European Commission publishes proposals for negotiation of withdrawal agreement
Posted in UK and EU legal framework
On 3 May 2017, the European Commission published its recommendations for negotiation of the UK’s withdrawal from the EU.
The proposals seek to build on the draft guidelines previously published by the European Council and endorses the notion of a phased approach to negotiations as set out in our earlier blog post.
The Commission’s recommendations focus only on the terms of withdrawal, but set out firm and wide ranging objectives for the withdrawal agreement.
In particular, the Commission asserts that there should be a single financial settlement based on the principle that the UK “must honour its share of the financing of all obligations undertaken while it was a member of the [EU]”.
Although no figure is mentioned, the proposal goes on to state that the withdrawal agreement should contain (amongst other things): “A calculation of the global amount that the United Kingdom has to honour in order to settle its financial obligations toward the [EU] budget, all institutions or bodies established by the Treaties, and other issues with a financial impact”.
Much of the rest of the Commission’s proposal is taken up with the question of citizen’s rights: an issue, which, along with that of any financial settlement, has generated a large amount of publicity. The passage which has attracted most attention is the Commission’s suggestion that an agreement protecting the rights of EU citizens should also cover “their family members who accompany them or join them at any point in time before or after the withdrawal date” (para.21 - emphasis added). It remains to be seen how the UK Government will approach this question.
The proposals also addressed the status of goods marketed across the EU. In the Commission’s view, the withdrawal agreement should provide that any goods lawfully placed on the market before the date of the UK’s withdrawal should remain available on the market or put into service after that date, both in the UK and the EU.
Finally, from a legal perspective, the proposals address several key issues. According to the Commission stipulate that:
- The withdrawal agreement should ensure that the recognition and execution of decisions of national courts handed down before the withdrawal date remain governed by the relevant provisions of EU law (i.e. the Brussels Recast Regulation) applicable before the withdrawal The agreement should also ensure the continued application of the rules of EU law relating to choices of forum and choices of law made before the withdrawal date ; and
- The CJEU should remain competent to determine proceedings pending before it as at the date of the UK’s departure – and its rulings binding on the UK. Indeed, the Commission goes on to state that the withdrawal agreement should provide for the possibility to commence proceedings before the CJEU after the date of withdrawal in respect of matters which occurred before the withdrawal date.
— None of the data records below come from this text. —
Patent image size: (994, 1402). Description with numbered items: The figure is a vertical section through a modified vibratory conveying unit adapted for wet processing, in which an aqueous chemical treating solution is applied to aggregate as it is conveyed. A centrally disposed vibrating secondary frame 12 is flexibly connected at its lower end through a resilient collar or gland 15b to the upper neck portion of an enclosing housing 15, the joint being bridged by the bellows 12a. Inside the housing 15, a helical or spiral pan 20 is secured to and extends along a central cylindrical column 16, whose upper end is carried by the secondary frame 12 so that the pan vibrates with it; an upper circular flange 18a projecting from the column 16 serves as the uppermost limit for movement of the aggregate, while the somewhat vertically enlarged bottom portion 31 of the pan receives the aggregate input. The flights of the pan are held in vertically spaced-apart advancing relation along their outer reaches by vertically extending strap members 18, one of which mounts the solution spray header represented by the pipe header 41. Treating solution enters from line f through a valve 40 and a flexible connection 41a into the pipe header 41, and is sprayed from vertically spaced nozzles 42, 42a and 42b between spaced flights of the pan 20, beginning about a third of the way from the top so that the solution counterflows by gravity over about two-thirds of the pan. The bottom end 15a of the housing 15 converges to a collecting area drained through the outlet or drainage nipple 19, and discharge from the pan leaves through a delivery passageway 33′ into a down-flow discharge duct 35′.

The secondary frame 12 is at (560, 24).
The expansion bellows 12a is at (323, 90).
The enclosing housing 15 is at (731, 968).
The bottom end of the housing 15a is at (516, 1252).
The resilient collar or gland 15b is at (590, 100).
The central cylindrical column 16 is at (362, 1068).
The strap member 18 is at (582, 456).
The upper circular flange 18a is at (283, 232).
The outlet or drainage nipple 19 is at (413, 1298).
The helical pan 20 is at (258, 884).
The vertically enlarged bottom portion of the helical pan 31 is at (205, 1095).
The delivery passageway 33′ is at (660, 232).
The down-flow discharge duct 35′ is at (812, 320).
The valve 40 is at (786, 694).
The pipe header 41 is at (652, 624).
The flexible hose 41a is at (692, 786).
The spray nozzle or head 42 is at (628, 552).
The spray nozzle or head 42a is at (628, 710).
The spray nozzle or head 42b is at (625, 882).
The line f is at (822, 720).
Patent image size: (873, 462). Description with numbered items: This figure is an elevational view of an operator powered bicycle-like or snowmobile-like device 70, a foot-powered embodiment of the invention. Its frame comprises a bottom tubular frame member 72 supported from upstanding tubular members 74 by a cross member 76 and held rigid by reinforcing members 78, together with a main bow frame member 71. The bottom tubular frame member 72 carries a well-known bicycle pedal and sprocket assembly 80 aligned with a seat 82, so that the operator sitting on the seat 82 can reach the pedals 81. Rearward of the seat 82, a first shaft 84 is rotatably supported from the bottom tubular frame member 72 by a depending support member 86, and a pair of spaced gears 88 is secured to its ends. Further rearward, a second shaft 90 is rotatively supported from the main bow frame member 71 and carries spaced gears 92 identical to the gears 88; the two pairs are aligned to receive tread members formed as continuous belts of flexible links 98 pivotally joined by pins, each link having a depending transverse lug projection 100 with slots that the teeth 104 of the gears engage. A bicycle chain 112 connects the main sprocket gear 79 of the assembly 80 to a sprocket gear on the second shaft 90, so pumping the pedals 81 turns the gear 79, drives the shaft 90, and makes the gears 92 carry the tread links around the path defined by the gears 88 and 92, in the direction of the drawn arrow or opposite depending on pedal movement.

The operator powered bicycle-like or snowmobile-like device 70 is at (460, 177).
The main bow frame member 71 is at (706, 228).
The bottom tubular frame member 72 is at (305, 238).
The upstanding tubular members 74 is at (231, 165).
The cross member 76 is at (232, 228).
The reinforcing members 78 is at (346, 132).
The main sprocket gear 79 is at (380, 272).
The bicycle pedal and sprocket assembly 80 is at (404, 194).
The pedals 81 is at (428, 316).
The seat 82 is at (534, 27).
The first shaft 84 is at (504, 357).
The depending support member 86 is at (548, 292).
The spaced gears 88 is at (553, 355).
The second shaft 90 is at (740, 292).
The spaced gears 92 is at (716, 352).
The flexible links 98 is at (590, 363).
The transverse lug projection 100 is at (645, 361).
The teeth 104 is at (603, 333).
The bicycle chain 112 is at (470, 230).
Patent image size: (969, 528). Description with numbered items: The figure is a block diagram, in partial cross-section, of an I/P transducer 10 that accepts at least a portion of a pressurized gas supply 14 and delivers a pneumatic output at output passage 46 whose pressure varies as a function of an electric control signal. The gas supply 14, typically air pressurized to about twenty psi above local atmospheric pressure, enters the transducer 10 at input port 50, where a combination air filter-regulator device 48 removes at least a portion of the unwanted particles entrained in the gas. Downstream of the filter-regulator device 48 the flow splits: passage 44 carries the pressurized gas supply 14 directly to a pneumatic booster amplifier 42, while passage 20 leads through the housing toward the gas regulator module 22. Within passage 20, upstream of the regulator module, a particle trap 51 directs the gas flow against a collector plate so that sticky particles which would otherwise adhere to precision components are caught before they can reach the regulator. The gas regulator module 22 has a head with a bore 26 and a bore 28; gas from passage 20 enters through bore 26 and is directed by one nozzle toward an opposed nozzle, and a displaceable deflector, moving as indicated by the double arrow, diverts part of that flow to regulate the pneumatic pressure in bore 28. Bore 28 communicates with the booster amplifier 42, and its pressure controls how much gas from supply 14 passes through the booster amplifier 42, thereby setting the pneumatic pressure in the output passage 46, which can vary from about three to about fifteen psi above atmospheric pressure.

The above provisions are aimed at ensuring legal certainty for citizens and businesses during the process of withdrawal. However, in view of the UK Government’s stated desire to remove the UK from the jurisdiction of the CJEU, it remains to be seen whether the UK will accede to such proposals on the basis that they represent no more than a transitional arrangement, or whether the UK attempts to adopt a more hard-line approach to the forthcoming negotiations.
Perhaps of greatest significance, the Commission sets out proposals for settlement of disputes arising out of, and enforcement of, any withdrawal agreement and suggests that in this regard, the jurisdiction of the CJEU should be maintained. It adds that in relation to provisions of the withdrawal agreement other than those relating to EU law, an alternative dispute settlement should only be envisaged if it offers “equivalent guarantees of independence and impartiality” to the CJEU. This could turn out to be a particularly contentious issue, but one that will need to be addressed by the parties.